El control sexual era absoluto: confesiones, inquisición, y castigos extremos como la cárcel o la castración pública. Los manuales de penitencia detallaban cientos de pecados sexuales y sus penas. Los cinturones de castidad, aunque raros, simbolizaban el terror a la autonomía femenina. Los burdeles eran regulados por las autoridades, y las prostitutas vivían bajo vigilancia constante.

La práctica del “derecho de pernada”, aunque debatida por historiadores, reflejaba la vulnerabilidad sexual de las mujeres campesinas. Los nobles consultaban astrólogos para elegir el momento de concebir, y los comandantes prohibían el sexo antes de batallas, creyendo que drenaba la fuerza marcial.

 

La sexualidad medieval estaba marcada por el poder, el miedo y la necesidad de supervivencia. El placer era sospechoso, la intimidad siempre pública y peligrosa. A pesar de la represión, la gente encontraba formas de rebelarse, de buscar amor y placer en la sombra.
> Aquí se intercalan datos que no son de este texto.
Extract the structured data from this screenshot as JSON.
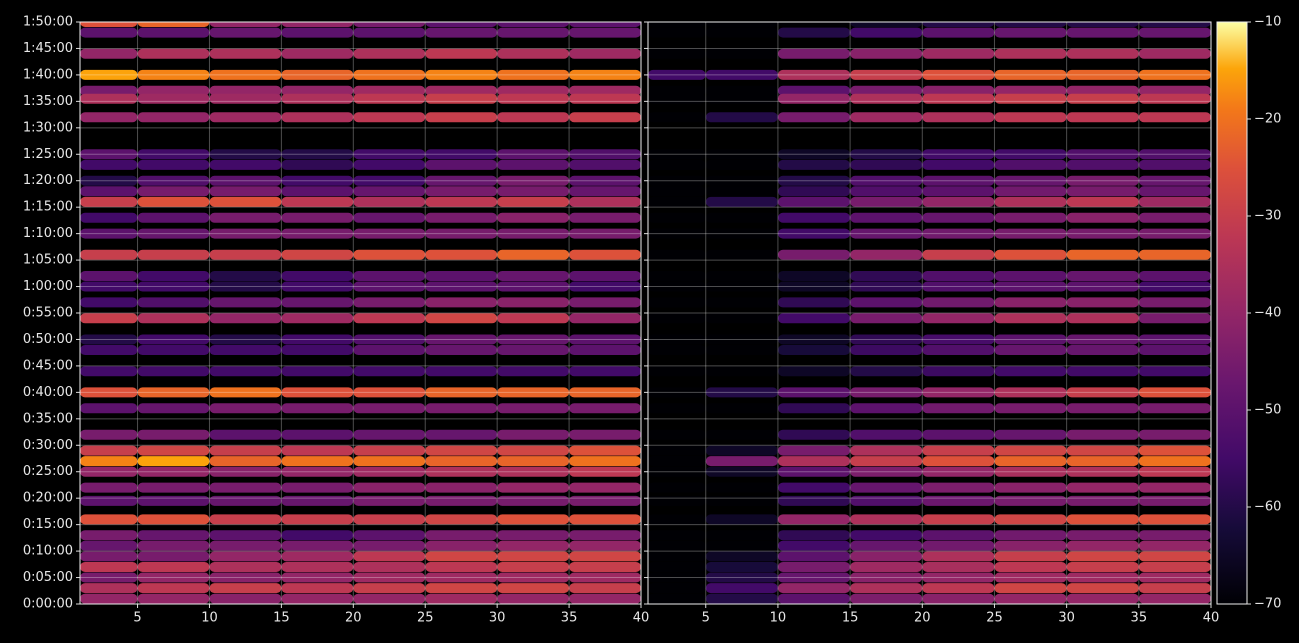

Mientras Henrik se acercaba a mí en la penumbra, sentí no solo el miedo personal, sino el peso de siglos de ansiedad cultural. Mi cuerpo era campo de batalla, mi vida, moneda de cambio, mi deseo, peligroso y prohibido. Pero también, bajo la superficie, existía una resiliencia humana indomable, un anhelo de conexión y libertad que ni la Iglesia ni la comunidad podían extinguir por completo.

 

La historia de Margot no es solo mía. Es la historia de millones de mujeres y hombres que lucharon por sobrevivir y amar en un mundo hostil. Las prácticas extrañas y crueles de la Edad Media nacieron de la interacción entre religión, economía y necesidad humana. Comprenderlas nos ayuda a ver cuánto hemos avanzado, pero también cuántos de los miedos y tabúes siguen vivos hoy.

La sexualidad siempre ha sido política, peligrosa y esencial. La lucha por la libertad íntima no es moderna, sino eterna. En el temblor de mis manos y la dureza de los dedos de Henrik, se encierra el choque de una civilización entera, y la esperanza de que algún día, la intimidad pueda ser realmente libre, realmente humana.